Disons que ce fut à cause de Heinrich Himmler, lorsque, au début de 1943, le nouveau ministre de l'Intérieur du IIIe Reich décida de créer la 13e division SS, dite « Handschar », formée en Bosnie avec un recrutement musulman.
(...)
En juillet 1943, Stepe Topalovic, père d'un petit Marko né un an avant, fut transféré, avec près d'un millier de ses compagnons d'armes du 13e bataillon de la division, parmi lesquels son frère, dans l'Aveyron et le Massif central dans le but de parfaire leur formation auprès de reliefs évoquant ceux des Balkans. L'entraînement était impitoyable, coordonné par des officiers allemands ayant servi sur le front de l'Est.
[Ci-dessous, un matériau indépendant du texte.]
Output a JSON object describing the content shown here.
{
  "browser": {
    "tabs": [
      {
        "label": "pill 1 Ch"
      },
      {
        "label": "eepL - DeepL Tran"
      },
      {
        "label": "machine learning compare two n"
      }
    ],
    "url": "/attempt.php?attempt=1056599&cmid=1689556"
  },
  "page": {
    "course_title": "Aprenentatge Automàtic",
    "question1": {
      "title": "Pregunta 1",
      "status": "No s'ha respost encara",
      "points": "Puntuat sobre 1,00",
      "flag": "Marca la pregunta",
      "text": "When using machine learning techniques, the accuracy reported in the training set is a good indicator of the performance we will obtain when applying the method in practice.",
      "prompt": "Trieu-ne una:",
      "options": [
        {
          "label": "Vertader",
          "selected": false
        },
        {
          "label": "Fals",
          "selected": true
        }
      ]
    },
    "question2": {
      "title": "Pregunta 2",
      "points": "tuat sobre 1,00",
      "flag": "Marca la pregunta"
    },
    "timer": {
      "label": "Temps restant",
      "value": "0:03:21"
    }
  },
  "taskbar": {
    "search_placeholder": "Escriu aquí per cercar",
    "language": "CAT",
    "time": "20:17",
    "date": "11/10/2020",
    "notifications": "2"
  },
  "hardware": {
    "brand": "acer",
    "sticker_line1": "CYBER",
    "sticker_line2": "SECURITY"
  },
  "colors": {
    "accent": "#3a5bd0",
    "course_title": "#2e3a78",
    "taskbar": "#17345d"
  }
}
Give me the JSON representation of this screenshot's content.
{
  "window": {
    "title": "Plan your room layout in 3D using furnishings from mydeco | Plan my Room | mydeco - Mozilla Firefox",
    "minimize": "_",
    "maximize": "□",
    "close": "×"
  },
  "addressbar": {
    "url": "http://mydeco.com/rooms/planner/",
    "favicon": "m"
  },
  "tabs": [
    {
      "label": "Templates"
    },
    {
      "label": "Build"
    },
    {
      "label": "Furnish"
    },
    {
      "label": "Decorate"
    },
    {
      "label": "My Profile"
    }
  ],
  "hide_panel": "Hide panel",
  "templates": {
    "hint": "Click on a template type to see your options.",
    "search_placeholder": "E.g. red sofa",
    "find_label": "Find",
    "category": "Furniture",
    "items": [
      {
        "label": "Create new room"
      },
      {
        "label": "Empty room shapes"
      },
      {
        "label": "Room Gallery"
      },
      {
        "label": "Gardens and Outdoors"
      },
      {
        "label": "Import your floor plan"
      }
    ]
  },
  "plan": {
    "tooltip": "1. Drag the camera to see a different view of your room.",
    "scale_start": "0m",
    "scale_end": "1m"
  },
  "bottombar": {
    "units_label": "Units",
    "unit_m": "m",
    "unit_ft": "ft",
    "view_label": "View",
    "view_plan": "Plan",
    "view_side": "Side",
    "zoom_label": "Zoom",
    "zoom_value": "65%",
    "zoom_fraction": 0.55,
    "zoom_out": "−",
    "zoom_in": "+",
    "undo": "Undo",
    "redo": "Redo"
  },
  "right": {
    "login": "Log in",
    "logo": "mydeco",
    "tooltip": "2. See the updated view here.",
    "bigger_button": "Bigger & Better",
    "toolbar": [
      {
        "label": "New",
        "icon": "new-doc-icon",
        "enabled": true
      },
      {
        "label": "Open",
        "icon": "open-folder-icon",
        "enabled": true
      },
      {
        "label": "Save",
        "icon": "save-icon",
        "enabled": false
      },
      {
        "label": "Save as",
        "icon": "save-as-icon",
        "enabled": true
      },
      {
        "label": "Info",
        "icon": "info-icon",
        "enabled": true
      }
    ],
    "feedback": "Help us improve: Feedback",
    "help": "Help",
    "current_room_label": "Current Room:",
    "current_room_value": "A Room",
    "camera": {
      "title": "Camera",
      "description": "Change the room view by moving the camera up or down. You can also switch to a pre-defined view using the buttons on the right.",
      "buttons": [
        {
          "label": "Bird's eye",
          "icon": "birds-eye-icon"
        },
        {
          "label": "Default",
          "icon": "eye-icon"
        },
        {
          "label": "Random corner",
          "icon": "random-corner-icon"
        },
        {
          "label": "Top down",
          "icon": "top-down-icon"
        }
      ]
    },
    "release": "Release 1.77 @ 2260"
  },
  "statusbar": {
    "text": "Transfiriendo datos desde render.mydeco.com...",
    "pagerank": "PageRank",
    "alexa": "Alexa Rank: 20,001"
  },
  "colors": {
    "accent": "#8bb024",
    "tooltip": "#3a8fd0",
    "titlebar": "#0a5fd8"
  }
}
Certains SS bosniaques du bataillon du génie de Villefranche-de-Rouergue déchantèrent assez vite. À défaut de défendre leurs terres et les leurs contre les Tchetniks ou les partisans, comme on le leur avait promis, ils se retrouvaient en France, sous les coups et les aboiements des Waffen SS allemands, pendant que des rumeurs faisaient état d'un envoi sur le front russe.

Les frères Topalovic identifièrent assez vite une petite poignée d'hommes susceptibles de partager leur plan : organiser une mutinerie et rejoindre les maquis français. C'est en compagnie de quatre SS jugés dignes de confiance qu'ils mirent en œuvre leur projet de soulèvement. Chacun devait convaincre au moins une cinquantaine d'hommes de passer à l'action le moment venu...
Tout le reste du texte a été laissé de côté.